Phia Group Russo & Minchoff

CMS Scales Back Appeal Rules

www.modernhealthcare.com               June 27, 2011

By Rebecca Vesely

Consumer groups are dismayed over a decision by federal regulators to scale back rules on health insurance appeals and push back their implementation.

But health insurers say the changes will make the appeals process easier on customers.The CMS last week issued further guidance on a provision in the Patient Protection and Affordable Care Act that aims to strengthen and standardize consumer protections on health insurance denials, appeals and independent reviews. States will now have an extra six months to approve legislation that complies with the new federal consumer protections, with the deadline for state enactment pushed back from July 1 of this year to January 2012.

The delay is necessary to make sure states and health plans have adequate regulations in place to comply, Steve Larsen, director of the Center for Consumer Information and Insurance Oversight at the CMS, told reporters during a conference call. He noted that most statehouses have recessed without completing this work.

The CMS is still assessing how many states already have laws that meet the federal consumer protection standards. That process should be completed next month, Larsen said. Only three states—Alabama, Mississippi and Nebraska—have no laws on external reviews of claim and coverage denials, according to HHS.

If states don’t comply by January 2012, then health plans operating in those states will have to follow appeals processes provided by HHS or the Labor Department, Larsen said. In 2014, further standards on consumer protections are slated to go into effect.

Consumer groups said they don’t like the extended timeline or other changes to the interim rule, which was issued in July 2010. For instance, health plan members will have 60 days to request a health plan review of denied claims, down from the original timeline of 120 days. But health plans will have extended time—72 hours instead of the original 24 hours—to make decisions on internal appeals in urgent cases.
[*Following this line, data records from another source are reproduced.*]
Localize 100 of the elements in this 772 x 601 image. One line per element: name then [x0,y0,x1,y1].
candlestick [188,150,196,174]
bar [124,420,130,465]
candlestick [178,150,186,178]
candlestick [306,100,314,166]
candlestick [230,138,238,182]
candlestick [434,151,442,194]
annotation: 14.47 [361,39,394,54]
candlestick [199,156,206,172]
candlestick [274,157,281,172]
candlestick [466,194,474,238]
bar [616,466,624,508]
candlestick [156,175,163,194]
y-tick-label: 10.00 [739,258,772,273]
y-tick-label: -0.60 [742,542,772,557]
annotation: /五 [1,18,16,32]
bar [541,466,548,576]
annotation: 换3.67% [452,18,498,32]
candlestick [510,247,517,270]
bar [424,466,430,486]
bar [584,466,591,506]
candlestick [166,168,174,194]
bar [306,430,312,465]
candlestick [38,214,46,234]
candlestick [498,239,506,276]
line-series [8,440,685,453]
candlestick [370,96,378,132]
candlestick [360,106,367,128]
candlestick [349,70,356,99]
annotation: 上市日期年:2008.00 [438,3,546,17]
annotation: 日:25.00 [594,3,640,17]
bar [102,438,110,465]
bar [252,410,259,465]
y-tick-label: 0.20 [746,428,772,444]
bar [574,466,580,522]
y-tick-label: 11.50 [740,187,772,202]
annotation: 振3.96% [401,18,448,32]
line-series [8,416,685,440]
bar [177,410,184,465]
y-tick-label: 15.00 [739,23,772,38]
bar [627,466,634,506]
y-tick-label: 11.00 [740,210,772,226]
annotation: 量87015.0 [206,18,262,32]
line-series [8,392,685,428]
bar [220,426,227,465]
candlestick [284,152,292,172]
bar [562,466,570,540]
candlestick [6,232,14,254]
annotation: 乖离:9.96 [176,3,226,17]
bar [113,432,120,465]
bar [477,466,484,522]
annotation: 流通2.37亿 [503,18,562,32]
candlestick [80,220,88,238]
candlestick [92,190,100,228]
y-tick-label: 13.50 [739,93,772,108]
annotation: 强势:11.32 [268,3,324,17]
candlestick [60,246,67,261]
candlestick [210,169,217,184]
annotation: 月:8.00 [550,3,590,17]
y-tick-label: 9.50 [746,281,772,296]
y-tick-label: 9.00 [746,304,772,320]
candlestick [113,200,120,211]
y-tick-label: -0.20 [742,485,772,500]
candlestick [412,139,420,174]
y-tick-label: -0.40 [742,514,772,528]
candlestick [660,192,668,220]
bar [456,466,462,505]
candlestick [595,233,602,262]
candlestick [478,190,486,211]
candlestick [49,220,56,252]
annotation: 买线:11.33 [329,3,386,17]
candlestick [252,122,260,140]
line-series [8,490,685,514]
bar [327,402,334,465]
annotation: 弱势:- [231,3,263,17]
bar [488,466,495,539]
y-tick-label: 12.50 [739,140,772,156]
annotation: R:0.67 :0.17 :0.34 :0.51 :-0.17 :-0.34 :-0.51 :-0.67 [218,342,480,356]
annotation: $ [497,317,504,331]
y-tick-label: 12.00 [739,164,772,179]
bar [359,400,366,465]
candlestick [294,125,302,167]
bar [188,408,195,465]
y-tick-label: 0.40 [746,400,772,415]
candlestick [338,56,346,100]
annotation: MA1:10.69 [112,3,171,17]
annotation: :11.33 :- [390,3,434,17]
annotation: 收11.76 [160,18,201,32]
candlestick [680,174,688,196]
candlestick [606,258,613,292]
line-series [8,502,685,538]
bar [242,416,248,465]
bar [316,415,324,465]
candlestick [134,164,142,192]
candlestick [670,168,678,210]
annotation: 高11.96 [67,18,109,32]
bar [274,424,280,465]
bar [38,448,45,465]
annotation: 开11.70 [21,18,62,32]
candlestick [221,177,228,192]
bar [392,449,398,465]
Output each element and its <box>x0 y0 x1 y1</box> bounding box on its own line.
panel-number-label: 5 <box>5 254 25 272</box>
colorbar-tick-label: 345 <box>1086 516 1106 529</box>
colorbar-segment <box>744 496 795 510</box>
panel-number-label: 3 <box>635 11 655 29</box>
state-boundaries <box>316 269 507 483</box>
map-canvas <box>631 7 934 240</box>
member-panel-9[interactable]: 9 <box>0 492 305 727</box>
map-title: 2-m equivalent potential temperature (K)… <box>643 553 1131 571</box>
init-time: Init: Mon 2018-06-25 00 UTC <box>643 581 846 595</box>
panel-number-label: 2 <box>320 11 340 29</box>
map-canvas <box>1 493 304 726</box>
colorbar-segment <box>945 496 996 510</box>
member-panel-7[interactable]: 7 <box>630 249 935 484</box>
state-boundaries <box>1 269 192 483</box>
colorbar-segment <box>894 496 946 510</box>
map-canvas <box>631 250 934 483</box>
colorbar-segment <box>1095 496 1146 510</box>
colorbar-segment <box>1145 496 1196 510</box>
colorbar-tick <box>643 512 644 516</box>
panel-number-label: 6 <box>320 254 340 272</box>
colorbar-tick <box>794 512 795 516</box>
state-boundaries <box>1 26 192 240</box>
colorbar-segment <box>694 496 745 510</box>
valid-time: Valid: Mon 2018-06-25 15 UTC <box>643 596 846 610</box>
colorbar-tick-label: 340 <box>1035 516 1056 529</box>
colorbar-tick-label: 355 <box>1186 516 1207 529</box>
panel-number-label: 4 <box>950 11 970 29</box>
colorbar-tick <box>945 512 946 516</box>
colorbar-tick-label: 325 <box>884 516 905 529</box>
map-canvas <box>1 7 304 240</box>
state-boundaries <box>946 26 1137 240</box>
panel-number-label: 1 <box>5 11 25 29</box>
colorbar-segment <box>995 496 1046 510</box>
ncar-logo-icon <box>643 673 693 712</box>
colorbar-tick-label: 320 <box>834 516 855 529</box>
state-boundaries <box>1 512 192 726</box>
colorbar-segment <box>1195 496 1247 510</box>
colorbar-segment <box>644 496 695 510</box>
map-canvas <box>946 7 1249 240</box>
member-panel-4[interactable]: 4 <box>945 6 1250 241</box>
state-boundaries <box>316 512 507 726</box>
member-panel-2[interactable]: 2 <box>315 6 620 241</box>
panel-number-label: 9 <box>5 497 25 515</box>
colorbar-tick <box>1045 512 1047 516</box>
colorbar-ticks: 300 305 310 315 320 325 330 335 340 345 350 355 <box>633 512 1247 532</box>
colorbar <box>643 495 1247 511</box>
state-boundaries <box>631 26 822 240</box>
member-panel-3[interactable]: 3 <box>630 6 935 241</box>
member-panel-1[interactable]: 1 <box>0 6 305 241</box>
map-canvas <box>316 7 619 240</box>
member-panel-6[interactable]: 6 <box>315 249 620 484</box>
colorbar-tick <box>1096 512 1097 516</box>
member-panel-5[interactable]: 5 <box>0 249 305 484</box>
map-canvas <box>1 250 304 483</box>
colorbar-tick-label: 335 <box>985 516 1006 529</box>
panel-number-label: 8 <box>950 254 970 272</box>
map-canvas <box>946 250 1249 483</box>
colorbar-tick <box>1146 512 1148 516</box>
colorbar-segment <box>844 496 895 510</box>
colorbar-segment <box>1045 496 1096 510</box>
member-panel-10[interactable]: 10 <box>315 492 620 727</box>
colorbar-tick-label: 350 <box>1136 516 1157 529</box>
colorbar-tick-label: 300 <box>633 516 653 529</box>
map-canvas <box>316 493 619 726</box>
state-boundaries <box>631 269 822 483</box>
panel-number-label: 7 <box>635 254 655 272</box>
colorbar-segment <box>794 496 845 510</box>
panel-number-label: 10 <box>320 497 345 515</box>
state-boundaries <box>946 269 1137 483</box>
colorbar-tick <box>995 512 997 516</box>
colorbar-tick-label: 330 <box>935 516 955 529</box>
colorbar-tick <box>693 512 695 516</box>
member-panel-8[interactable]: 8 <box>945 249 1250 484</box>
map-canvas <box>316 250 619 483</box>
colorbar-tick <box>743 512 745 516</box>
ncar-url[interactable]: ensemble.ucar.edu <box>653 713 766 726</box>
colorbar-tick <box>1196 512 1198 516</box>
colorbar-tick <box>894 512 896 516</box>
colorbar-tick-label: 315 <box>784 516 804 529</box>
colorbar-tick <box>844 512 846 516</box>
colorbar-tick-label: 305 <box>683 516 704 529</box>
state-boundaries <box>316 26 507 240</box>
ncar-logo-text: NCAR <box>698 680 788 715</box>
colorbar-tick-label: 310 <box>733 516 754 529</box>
The CMS also narrowed the scope of decisions that can trigger an external review to coverage rescissions and claims denials based only on “medical judgment.” The previous interim rule allowed consumers to also get an external review of denials based on benefit coverage, pre-existing conditions and provider network exclusions.

Although Larsen described these changes as “tweaks,” Stephen Finan, senior policy director for the American Cancer Society Cancer Action Network, said they place more barriers and burdens on the consumer. Limiting reviews to denials based on medical judgment would “fail to address a significant portion of denied claims based on other factors such as coding errors and failure to receive pre-authorization,” Finan said.

Health insurers disagreed. Robert Zirkelbach, spokesman for America’s Health Insurance Plans, said in an e-mailed statement that the changes “streamline the appeals process so that patients can receive the most accurate and timely decision about their medical claims.”